Результаты лабораторного изучения чувствительности тест-системы представлены в таблице 2.

Как видно из приведенных в таблице 2 данных, чувствительность тест-системы была не ниже 400 тыс.м.к./мл и ~1000 тыс.м.к./мл для культур, выращенных при температурах 10 и 37°С соответственно.

Таким образом, иммуноферментная тест-система, основанная на использовании моноклональных антител к О-боковым цепям липополисахарида (МКАт2) в качестве вторых антител является видоспецифической и высокочувствительной для выявления возбудителя псевдотуберкулеза.

Примечание.
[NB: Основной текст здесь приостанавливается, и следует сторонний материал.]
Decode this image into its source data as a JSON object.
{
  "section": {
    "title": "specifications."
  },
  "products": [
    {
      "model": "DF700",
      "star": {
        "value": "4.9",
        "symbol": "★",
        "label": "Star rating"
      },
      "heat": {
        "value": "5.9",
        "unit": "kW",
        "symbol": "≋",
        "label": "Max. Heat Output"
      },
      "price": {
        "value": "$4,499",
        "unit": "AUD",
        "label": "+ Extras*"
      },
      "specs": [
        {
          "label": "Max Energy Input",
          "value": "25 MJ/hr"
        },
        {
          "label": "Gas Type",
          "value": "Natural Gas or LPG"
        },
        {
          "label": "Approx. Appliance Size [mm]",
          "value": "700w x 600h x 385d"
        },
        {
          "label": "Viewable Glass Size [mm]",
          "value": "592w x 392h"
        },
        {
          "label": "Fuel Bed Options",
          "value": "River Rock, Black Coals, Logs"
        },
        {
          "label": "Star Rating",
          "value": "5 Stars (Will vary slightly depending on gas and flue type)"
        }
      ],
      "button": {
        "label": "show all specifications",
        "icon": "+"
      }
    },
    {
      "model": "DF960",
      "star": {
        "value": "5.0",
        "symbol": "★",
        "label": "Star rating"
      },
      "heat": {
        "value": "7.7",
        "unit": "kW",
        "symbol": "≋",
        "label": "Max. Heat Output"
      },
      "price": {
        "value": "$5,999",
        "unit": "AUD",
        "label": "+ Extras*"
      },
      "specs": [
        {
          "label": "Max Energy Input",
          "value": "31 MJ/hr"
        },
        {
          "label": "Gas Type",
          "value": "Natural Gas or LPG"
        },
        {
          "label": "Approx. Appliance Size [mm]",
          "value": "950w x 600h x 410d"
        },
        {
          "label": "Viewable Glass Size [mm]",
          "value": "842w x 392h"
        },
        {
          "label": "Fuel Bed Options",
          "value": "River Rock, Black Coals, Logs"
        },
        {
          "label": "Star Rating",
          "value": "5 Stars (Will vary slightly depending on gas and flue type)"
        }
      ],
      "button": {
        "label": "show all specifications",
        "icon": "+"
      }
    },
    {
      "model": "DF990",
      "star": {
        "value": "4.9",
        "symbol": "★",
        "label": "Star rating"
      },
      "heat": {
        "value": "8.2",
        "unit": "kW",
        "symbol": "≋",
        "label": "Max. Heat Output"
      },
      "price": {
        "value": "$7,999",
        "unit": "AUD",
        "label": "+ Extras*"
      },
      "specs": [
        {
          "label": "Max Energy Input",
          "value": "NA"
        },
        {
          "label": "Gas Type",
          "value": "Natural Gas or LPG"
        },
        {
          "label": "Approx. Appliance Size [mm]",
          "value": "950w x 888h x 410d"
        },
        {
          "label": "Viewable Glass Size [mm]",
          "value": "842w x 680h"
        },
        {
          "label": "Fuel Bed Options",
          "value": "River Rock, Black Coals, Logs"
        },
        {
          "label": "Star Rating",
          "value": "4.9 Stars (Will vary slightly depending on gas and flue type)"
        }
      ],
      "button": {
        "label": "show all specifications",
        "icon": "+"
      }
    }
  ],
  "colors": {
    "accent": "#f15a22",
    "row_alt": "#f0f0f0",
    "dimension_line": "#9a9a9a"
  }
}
В качестве антигена использовали разводки суспензии клеток Y. pseudotuberculosis 1b (штамм депонирован в коллекции ФКУЗ РосНИИПЧИ «Микроб», кат. №474), выращенных на плотной питательной среде на основе БТН-агара («Биотехновация», Россия).

Способ иммуноферментного выявления возбудителя псевдотуберкулеза I серотипа на основе моноклональных антител к О-боковым цепям липополисахарида, включающий сенсибилизацию лунок микропланшета кроличьими поликлональными антителами против Y. pseudotuberculosis, блокирование с помощью бычьего сывороточного альбумина, последовательное внесение исследуемой пробы, специфических моноклональных антител мыши против Y. pseudotuberculosis, конъюгата антимышиных антител с пероксидазой хрена, субстрата О-фенилендиамина, отличающийся использованием в качестве антител для сенсибилизации лунок планшета иммуноглобулинов из поликлональной антисыворотки к инактивированным формальдегидом клеткам Y pseudotuberculosis I серотипа, выращенным при температуре 10°С, а в качестве специфических моноклональных антител против Y. pseudotuberculosis - моноклональных антител к О-боковым цепям липополисахарида Y. pseudotuberculosis I серотипа, измерение оптической плотности при длине волны 492 нм, положительным результатом для исследуемых проб является такой, когда оптическая плотность в опытных лунках превышает таковую в лунках с отрицательным контролем не менее чем на 0,15 единиц.